To encrypt and sign a message the following steps are observed:
- Signing: An encrypted (or unencrypted) message can be signed to provide absolute proof that the message did indeed come from its apparent recipient. To achieve this, MD5 is applied to the message to get a unique checksum that can only apply to that message. This is then encrypted using RSA and the sender’s private key (which only he knows), this can then be decoded using the sender’s public key (as held by the recipient) to verify that the message is authentic. This works on the principal that only the sender’s public key will decrypt a message encrypted with his private key, which only the sender knows, therefore if it can be decoded it must be from him. The signature is sent along with the main body of the message.
- Encryption: Firstly a unique and random 128bit key is generated for that session (called the session key), the message (or the message and its encoded signature) is then encoded using IDEA using this key. The random key is then encoded using the RSA method with the recipient’s public key and these two encoded parts are combined to form the encoded message (along with a signature if one is present).

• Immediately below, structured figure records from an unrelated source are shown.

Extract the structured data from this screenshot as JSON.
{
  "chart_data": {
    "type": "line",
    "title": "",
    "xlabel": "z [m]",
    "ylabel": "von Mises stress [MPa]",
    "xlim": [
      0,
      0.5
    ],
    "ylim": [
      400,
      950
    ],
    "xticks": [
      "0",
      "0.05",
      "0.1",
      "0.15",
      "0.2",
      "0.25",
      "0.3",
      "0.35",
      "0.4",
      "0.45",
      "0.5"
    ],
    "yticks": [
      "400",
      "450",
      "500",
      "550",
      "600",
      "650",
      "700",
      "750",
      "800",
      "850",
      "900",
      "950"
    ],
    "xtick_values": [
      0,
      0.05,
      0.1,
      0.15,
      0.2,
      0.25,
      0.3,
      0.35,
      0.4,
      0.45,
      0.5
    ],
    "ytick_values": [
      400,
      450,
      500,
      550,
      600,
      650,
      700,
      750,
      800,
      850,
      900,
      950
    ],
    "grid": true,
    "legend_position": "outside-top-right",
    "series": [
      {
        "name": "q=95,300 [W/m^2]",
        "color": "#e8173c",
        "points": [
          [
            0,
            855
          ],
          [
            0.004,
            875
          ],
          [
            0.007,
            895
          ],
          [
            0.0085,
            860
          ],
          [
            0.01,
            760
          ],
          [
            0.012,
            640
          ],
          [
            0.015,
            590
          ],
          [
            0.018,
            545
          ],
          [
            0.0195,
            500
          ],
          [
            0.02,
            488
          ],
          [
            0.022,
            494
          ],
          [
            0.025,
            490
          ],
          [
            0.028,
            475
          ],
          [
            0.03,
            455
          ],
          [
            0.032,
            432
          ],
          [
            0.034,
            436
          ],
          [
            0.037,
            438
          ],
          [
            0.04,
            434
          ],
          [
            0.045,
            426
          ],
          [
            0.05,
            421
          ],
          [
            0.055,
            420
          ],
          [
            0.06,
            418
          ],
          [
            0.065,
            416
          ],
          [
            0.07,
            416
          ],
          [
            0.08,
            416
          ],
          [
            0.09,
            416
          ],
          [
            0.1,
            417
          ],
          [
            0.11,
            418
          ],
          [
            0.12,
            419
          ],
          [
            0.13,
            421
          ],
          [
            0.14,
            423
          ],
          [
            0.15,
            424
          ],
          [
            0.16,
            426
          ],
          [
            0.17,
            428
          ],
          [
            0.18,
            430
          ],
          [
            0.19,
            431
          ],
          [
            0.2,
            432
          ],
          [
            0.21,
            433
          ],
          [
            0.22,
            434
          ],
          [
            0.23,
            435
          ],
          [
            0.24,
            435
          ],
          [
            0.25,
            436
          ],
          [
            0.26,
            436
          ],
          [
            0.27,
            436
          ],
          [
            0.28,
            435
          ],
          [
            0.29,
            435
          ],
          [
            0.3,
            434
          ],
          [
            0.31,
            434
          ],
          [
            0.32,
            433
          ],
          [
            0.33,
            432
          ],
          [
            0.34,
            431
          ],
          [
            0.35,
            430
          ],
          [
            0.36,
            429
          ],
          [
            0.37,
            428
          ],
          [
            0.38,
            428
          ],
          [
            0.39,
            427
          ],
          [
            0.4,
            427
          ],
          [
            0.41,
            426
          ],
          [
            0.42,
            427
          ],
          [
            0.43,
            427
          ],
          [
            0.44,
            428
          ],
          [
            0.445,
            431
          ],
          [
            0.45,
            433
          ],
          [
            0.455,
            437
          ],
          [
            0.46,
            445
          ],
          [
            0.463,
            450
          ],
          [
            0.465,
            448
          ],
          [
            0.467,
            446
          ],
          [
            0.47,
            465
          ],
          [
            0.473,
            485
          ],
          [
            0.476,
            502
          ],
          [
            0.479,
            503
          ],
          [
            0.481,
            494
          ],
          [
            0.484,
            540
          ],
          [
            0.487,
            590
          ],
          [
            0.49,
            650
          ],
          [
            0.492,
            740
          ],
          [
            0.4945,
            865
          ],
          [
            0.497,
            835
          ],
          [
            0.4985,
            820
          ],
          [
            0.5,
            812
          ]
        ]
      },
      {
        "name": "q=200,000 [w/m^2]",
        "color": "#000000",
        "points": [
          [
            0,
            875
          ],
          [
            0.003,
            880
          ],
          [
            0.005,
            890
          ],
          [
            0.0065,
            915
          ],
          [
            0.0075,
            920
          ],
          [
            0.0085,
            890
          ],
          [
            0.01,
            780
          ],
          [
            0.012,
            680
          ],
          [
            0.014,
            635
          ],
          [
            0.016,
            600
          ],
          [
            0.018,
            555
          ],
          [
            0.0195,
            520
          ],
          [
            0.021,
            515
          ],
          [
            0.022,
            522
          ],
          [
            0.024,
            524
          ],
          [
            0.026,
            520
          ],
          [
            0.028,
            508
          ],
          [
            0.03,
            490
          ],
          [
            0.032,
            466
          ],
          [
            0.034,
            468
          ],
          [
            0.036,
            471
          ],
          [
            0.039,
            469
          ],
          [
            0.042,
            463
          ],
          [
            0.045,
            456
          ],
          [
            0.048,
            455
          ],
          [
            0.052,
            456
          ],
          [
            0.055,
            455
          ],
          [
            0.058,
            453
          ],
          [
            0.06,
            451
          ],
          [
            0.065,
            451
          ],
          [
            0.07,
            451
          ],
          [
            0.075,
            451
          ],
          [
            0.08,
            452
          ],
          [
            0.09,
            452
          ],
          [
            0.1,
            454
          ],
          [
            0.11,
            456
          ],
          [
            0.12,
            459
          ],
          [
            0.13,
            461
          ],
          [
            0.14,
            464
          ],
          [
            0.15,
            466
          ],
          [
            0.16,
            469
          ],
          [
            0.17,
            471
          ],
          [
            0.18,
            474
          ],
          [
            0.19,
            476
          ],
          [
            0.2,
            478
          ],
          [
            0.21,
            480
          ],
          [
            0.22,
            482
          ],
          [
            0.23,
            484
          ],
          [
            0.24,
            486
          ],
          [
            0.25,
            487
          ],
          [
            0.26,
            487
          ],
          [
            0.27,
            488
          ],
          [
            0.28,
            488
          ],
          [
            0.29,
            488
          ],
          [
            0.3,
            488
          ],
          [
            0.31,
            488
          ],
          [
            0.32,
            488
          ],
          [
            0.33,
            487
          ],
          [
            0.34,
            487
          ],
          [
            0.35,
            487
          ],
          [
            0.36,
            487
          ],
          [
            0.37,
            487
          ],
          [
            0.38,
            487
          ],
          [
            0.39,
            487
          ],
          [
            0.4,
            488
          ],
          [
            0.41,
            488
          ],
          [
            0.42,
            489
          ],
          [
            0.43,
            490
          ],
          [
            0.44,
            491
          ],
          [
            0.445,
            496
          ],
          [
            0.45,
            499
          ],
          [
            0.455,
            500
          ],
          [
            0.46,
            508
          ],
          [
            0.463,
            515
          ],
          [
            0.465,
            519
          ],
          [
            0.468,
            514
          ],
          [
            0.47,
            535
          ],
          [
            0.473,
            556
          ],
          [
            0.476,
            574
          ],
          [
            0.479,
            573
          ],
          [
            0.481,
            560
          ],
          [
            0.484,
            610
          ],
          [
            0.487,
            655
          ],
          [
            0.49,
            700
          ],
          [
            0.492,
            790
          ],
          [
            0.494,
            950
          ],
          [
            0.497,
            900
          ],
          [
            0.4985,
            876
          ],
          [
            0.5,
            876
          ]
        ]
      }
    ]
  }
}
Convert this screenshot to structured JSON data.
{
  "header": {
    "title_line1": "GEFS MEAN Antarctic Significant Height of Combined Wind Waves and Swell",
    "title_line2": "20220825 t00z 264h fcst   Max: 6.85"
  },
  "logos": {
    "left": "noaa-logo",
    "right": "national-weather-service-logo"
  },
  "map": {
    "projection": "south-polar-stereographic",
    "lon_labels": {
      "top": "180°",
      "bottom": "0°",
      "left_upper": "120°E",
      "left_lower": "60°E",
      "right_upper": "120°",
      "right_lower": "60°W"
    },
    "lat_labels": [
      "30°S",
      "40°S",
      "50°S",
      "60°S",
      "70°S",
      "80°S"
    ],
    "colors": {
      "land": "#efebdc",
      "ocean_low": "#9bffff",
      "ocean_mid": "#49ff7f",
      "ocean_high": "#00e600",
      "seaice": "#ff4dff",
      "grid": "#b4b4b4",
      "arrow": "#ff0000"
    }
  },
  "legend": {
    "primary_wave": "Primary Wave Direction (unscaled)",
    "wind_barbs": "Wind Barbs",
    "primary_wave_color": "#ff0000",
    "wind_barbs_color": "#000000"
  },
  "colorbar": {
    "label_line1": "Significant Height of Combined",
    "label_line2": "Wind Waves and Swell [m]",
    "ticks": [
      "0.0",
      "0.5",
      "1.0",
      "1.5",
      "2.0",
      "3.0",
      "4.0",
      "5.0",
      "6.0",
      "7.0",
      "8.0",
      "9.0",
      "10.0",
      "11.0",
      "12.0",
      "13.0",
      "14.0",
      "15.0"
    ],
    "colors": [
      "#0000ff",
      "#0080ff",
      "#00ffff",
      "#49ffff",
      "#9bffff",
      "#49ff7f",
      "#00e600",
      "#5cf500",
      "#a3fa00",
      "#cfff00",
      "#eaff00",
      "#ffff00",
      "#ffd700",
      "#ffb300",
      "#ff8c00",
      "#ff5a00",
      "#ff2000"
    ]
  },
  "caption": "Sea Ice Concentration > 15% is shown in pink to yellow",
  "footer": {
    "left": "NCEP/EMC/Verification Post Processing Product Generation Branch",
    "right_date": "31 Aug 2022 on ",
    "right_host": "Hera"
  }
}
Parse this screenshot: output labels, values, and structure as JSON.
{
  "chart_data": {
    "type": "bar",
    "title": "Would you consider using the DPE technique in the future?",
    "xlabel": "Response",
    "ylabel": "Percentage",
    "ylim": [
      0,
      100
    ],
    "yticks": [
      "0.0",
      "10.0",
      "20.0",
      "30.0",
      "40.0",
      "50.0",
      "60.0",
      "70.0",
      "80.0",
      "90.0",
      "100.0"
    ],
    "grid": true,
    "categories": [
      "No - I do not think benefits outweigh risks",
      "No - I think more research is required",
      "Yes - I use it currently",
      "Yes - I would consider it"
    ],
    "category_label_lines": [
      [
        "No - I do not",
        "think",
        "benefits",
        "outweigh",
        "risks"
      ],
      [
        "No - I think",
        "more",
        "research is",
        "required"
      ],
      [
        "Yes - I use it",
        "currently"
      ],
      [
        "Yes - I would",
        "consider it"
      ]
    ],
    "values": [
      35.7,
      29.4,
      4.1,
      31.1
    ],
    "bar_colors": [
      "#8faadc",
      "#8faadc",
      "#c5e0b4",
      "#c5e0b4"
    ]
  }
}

- Decryption: To decode the message, the recipient applies his private key to the encoded session key to obtain the session key. This is then applied to the main IDEA encoded message to decode the message, and, if applicable, the electronic signature.
- Authentication: To verify that a message is authentic, the recipient must decode the checksum using the sender’s public key and then MD5 applied to the message to compare with the checksum sent with the message (if they match the message has not been tampered with).
Personally, I am not a criminal, and I really don’t mind the monitoring of terrorism. But at the same time, I strongly resent the fact that I can’t seem to keep my privacy either, because of the mentioned laws and law practices. That’s why I urge you to have a look at PGP – Pretty Good Privacy. Free encryption that makes sure that only the recipient can read your emails!